Женька увидел стоящую в стороне Ирэн и судорожно заглотнул недожеванный сырник.
Подруга повисла на шее, не дожидаясь, пока мама отойдет:
– Ну ты лузер, Джогнут. Как же ты влетел?
– Да вот… угораздило, – Женька обнимал плечики, укрытые пышным меховым капюшоном, и чувствовал, что некоторые мужские реакции в солдатском теле еще сохранились. Утешительно, а то появились уже сомнения.
Чуткая Ирэн прижалась плотнее. Была она вся такая хорошенькая, душистая.
– Как же у тебя теперь с универом? Ой, что я, идиотка, спрашиваю. Давай Джогнут, отойдем, покурим.
– Слушай, мне идти уже нужно.
– Пять минут. Тебе чуть затянуться не помешает, – открыла пачку, среди сигарет прятались две самокрутки.
– Ирка, да ты с ума сошла! – ужаснулся Женька.
– Ой, какие мы дисциплинированные. Тебя что, обнюхивают? Или детектором проверяют?
Женька вздрогнул, предчувствуя беду, но обернуться не успел.
– Так, боец Земляков, что такое происходит?
Катрин стояла в распахнутой «аляске». Злая, рослая.

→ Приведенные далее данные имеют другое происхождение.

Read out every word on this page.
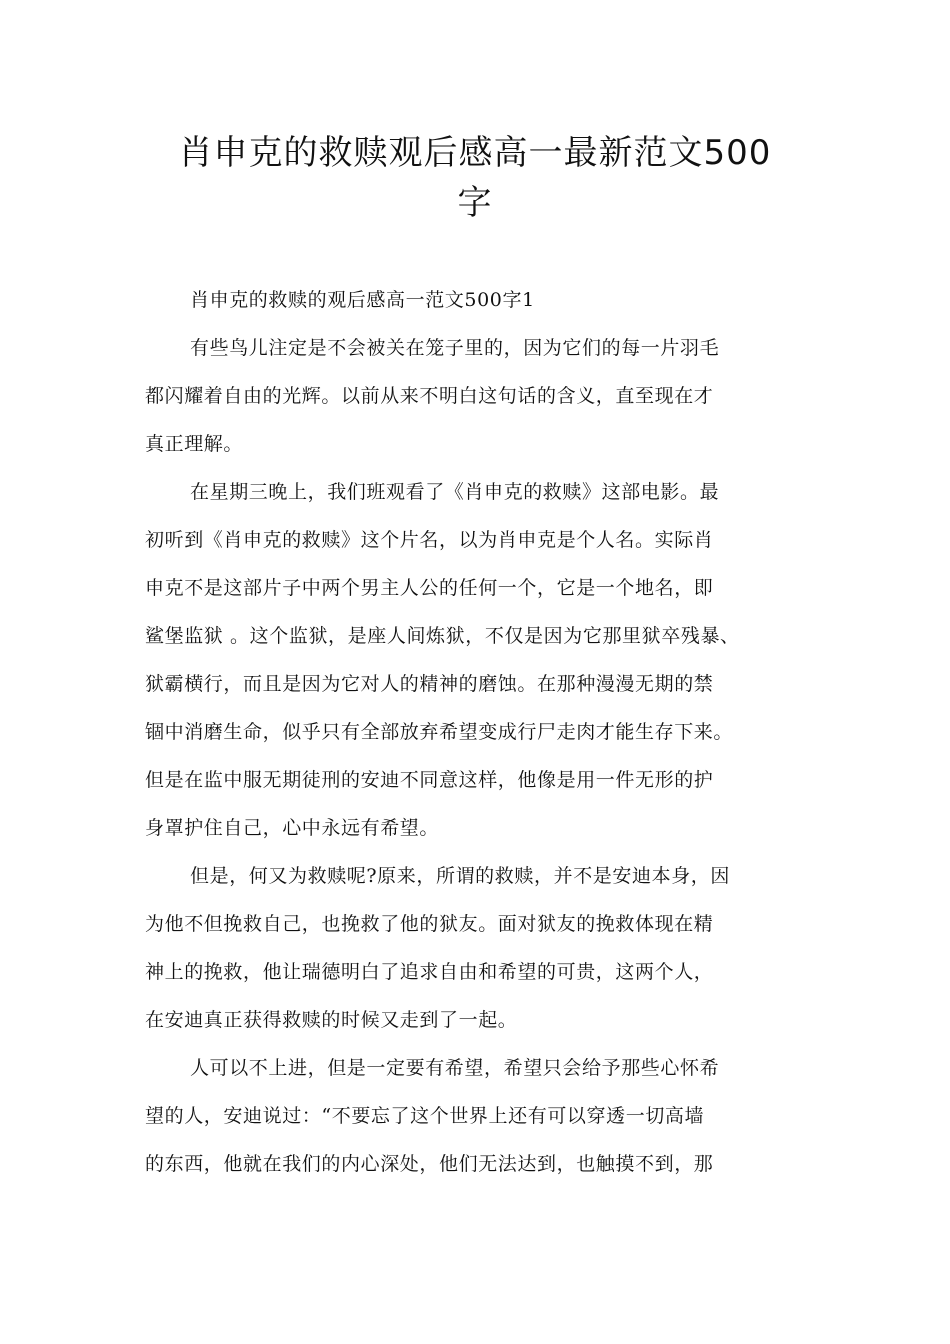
肖申克的救赎观后感高一最新范文500
字
肖申克的救赎的观后感高一范文500字1
有些鸟儿注定是不会被关在笼子里的，因为它们的每一片羽毛
都闪耀着自由的光辉。以前从来不明白这句话的含义，直至现在才
真正理解。
在星期三晚上，我们班观看了《肖申克的救赎》这部电影。最
初听到《肖申克的救赎》这个片名，以为肖申克是个人名。实际肖
申克不是这部片子中两个男主人公的任何一个，它是一个地名，即
鲨堡监狱 。这个监狱，是座人间炼狱，不仅是因为它那里狱卒残暴、
狱霸横行，而且是因为它对人的精神的磨蚀。在那种漫漫无期的禁
锢中消磨生命，似乎只有全部放弃希望变成行尸走肉才能生存下来。
但是在监中服无期徒刑的安迪不同意这样，他像是用一件无形的护
身罩护住自己，心中永远有希望。
但是，何又为救赎呢?原来，所谓的救赎，并不是安迪本身，因
为他不但挽救自己，也挽救了他的狱友。面对狱友的挽救体现在精
神上的挽救，他让瑞德明白了追求自由和希望的可贵，这两个人，
在安迪真正获得救赎的时候又走到了一起。
人可以不上进，但是一定要有希望，希望只会给予那些心怀希
望的人，安迪说过：“不要忘了这个世界上还有可以穿透一切高墙
的东西，他就在我们的内心深处，他们无法达到，也触摸不到，那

Яркая без всяких помад и теней.
– Ой, а вы кто? – изумилась Ирэн.
– Это мой командир… – промямлил Женька.
– Старший сержант Мезина, – рявкнула Катрин. – Вы – мама? Нет? Ну и брысь отсюда.
Пунцовый ротик Ирэн округлился:
– А вы по какому праву на меня орете?
– Ириш, ты иди, – взмолился Женька, но было уже поздно.
Взгляд сержантши упал на пачку сигарет. Ирэн успела только ойкнуть – пачка оказалась в руках светловолосой истязательницы.
– Так, «дурь» тут у нас?
– А вы что, из милиции? – воинственно поинтересовалась Ирэн.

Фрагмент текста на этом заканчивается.